Whether you've come across these particular alarming findings or not, you're probably not a stranger to the fact that a gargantuan heap of evidence suggests that trying to do multiple things at once generally makes your brain smolder and complain. (Though apparently a miniscule minority of us can actually handle constant switching).

The only problem with this scientific consensus against multitasking? Given how the world functions today, most of us have to do it anyway. Are we damned to fry our brains and lower our performance because of all that emailing while googling while responding to a text? Not entirely, if a fascinating recent Financial Times article is to be believed.
The lengthy piece by Tim Harford delves into the cultural roots of our current obsession with multitasking, defines several subtypes of the phenomenon, and rounds up a lot of (scary) anti-multitasking research like that mentioned above, but it also goes a step further. Acknowledging that like it or not, multitasking is sometimes a necessity for most of us, he also digs up a few tips to make the best of this reality, getting different tasks done at the same time without sacrificing too much quality (or sanity). They include:

1. Choose when to be online

You shouldn't eat mindlessly, grazing without thinking on whatever comes into view, and you shouldn't consume information that way either. “Tom Chatfield, author of Live This Book, suggests making two lists, one for activities best done with internet access and one for activities best done offline. Connecting and disconnecting from the internet should be deliberate acts,” Harford writes.

2. Tame your smartphone

Does it really need to ping at you every 20 seconds? Probably not. Besides being thoughtful about notifications, Harford recommends that you “set up a filing system within your email so that when a message arrives that requires a proper keyboard to answer--i.e. 50 words or more--you can move that email out of your inbox and place it in a folder where it will be waiting for you when you fire up your computer.”

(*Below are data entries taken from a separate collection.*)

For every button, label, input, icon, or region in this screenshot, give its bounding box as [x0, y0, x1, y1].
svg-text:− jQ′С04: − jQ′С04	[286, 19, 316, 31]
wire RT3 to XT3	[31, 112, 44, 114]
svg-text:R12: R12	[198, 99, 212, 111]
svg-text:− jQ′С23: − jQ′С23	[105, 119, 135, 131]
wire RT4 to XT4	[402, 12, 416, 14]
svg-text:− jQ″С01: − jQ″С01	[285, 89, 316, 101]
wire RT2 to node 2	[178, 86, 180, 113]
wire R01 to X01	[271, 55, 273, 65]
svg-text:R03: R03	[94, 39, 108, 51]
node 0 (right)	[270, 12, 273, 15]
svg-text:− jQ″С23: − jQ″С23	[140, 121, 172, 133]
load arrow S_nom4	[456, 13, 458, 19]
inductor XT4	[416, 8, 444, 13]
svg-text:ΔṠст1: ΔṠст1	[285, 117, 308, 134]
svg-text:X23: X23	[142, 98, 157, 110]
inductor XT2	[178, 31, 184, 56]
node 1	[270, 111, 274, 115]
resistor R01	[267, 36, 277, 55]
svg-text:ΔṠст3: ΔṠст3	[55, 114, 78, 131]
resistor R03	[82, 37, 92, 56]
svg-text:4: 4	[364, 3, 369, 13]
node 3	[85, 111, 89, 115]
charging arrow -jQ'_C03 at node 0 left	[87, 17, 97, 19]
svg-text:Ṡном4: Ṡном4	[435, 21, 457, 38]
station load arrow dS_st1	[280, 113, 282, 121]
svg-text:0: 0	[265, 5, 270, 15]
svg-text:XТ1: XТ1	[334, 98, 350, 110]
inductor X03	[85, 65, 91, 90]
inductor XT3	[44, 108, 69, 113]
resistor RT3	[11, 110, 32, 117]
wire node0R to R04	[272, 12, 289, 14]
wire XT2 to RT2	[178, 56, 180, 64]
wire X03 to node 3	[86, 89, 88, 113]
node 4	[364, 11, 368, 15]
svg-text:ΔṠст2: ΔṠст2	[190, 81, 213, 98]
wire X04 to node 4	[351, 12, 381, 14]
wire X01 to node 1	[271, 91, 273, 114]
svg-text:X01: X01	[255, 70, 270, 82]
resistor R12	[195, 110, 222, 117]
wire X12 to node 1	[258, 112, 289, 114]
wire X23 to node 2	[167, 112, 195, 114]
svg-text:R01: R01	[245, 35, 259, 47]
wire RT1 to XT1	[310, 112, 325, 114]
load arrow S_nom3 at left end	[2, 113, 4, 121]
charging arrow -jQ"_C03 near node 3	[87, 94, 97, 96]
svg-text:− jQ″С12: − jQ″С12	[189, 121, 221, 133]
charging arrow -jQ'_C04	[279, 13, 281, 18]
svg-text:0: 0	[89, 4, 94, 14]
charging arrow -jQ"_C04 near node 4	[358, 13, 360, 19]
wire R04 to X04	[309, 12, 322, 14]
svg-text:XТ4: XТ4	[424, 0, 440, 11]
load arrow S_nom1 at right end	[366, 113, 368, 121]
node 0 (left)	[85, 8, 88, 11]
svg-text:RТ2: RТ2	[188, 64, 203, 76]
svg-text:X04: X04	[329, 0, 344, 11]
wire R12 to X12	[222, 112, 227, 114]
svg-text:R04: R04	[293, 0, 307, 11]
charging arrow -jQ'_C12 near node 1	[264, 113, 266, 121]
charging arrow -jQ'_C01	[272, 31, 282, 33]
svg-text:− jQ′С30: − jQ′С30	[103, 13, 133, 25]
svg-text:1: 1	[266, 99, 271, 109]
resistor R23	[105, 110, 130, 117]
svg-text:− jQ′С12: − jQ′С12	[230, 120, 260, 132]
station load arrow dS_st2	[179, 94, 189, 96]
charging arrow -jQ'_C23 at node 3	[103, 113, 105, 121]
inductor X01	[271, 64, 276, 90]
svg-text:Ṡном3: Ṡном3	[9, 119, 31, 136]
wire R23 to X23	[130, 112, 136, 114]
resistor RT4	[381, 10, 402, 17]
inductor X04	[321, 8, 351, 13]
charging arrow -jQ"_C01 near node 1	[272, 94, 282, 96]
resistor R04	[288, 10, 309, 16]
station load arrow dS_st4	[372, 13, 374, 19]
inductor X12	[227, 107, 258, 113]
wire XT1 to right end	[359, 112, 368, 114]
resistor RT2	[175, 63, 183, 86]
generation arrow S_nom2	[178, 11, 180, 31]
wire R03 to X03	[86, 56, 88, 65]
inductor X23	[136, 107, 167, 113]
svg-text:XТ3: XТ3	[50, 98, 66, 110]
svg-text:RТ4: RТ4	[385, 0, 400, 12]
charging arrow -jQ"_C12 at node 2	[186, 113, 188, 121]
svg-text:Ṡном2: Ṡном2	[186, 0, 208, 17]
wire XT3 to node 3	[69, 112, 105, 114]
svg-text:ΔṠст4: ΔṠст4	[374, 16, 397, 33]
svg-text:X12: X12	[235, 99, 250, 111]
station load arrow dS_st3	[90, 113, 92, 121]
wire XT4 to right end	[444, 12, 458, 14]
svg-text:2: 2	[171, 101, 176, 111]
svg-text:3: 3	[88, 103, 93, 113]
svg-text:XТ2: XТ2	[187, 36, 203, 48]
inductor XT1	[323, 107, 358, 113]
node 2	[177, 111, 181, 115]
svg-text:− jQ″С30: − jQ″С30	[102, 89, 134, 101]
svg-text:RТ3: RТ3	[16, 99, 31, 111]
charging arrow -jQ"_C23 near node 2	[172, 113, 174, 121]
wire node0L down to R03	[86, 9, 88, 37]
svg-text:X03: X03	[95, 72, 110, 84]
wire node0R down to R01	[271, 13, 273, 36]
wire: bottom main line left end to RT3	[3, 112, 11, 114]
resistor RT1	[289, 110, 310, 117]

3. Leverage your scattered brain

Multitasking has been shown to do a lot of harm, but there's one area at least where it might be at least a little beneficial — creativity. Pulling ideas from different domains and combining them is often at the heart of innovative ideas and multitasking can catalyze this mixing.
“Creative ideas come to people who are interdisciplinary, working across different organisational units or across many projects,” Harford quotes author and research psychologist Keith Sawyer as saying. So if you're going to multitask, try to mix things up and see if any creative sparks are generated.